Politicamente, o chumbo do orçamento encerrou a legislatura. O Presidente da República avisara: se o orçamento chumbasse, dissolveria o parlamento. Aliás, ainda não tinha sido chumbado o texto orçamental e já o Presidente pusera os Conselheiros de Estado em alerta, para iniciar o processo de consultas que conduz à dissolução da Assembleia da República.
E nos discursos de encerramento do debate orçamental, rufaram os tambores das eleições, com os partidos da Geringonça a estrearem os respetivos discursos que vamos escutar na próxima campanha eleitoral. Acusaram-se reciprocamente com o necessário tom de violência, como uma peça bem decorada e orquestrada. Cada partido da Geringonça esteve à altura do seu papel. Na verdade, todos eles queriam eleições, se possível a correr, coisa que até agradaria a Rui Rio e a Francisco Rodrigues dos Santos, para tirar gás aos adversários internos.
Enterrada (politicamente) a legislatura, eis que a Geringonça acordou para um último round: à beira de novas eleições, querem ainda aprovar, a 4 de novembro, o diploma sobre a eutanásia.
Na campanha eleitoral de 2019, nenhum destes partidos explicou aos eleitores que desejava aprovar a eutanásia. Mas uma vez contados os votos dedicaram-se ao tema como se o tivessem feito. Pelo meio, aprovaram um diploma que o Tribunal Constitucional chumbou. E agora que se avizinham as eleições – ótima oportunidade para discutir a eutanásia e outros temas que tenham na gaveta, em vez de os subtrair ao escrutínio dos eleitores – pretendem aprovar no último dia, o que não conseguiram fazer nos últimos dois anos. Com isto evitam que mais uma vez os eleitores se pronunciem sobre um tema, mil vezes mais importante do que um qualquer orçamento de Estado.
Faz-me a maior das confusões que aqueles que dizem querer ouvir o povo, só o queiram escutar sobre aquilo que lhes interessa; ou lhes falte coragem para correrem o risco de ouvirem o que não querem.

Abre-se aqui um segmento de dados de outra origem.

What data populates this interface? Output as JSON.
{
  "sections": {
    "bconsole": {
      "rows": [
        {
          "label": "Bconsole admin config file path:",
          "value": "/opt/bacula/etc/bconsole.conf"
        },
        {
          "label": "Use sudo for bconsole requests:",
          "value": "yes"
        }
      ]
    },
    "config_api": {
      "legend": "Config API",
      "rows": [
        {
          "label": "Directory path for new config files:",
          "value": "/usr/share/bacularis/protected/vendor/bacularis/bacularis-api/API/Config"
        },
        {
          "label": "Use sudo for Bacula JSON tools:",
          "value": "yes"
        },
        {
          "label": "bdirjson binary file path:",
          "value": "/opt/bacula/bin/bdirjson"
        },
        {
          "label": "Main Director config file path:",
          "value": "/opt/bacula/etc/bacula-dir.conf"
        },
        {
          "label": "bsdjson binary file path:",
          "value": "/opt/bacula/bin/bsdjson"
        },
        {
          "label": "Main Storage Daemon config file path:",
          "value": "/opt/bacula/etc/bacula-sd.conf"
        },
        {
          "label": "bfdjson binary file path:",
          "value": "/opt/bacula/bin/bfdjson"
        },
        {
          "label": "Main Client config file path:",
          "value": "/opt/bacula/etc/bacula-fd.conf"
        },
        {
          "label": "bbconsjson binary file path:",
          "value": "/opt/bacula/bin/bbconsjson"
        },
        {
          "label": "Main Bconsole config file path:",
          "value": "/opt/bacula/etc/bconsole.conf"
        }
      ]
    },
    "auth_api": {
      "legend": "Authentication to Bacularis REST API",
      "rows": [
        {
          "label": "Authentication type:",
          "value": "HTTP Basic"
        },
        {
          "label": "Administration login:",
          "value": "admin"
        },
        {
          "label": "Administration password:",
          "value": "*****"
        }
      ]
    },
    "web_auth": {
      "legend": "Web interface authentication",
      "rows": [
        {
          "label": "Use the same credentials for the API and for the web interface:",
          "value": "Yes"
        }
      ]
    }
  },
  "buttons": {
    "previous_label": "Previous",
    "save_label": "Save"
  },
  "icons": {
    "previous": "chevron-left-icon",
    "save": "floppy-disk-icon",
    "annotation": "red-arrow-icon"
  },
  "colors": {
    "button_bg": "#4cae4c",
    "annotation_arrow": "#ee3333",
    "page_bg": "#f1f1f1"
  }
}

Como se os temas da vida e da eutanásia só pudessem ser decididos pelas almas iluminadas de São Bento, ignorando o povo, isto é: tratando o povo como ignorante. Não podem esperar uns dias e colocar claramente a eutanásia nos respetivos programas eleitorais, pedindo, que a par de outros temas, o povo se pronuncie? Não é essa a essência da democracia?
Se os partidos da Geringonça estavam desesperados por eleições, não podem agora aprovar à pressa diplomas sobre temas essenciais. É, tão só, uma questão de seriedade e credibilidade.
O oportunismo desacredita a política e os processos eleitorais. Numa altura em que a abstenção é um problema dramático para as democracias, tratar os eleitores desta maneira é a melhor maneira de o agravar.
Ferro Rodrigues, Presidente da Assembleia da República, terá insistido no agendamento da votação da eutanásia para 4 de novembro, afirmando que o Presidente da República não veria problema em que a votação se fizesse.
Não acredito que Marcelo Rebelo de Sousa possa acolher esta manobra de última hora, a menos que vete politicamente (mais) este embuste, triste e lamentável, da Geringonça.
Todos os atores políticos sabem que isto não se faz. Legalmente poderão fazê-lo. Eticamente não. A menos que a ética republicana que alguns tantas vezes invocam, possa validar um acto de manifesta desonestidade política.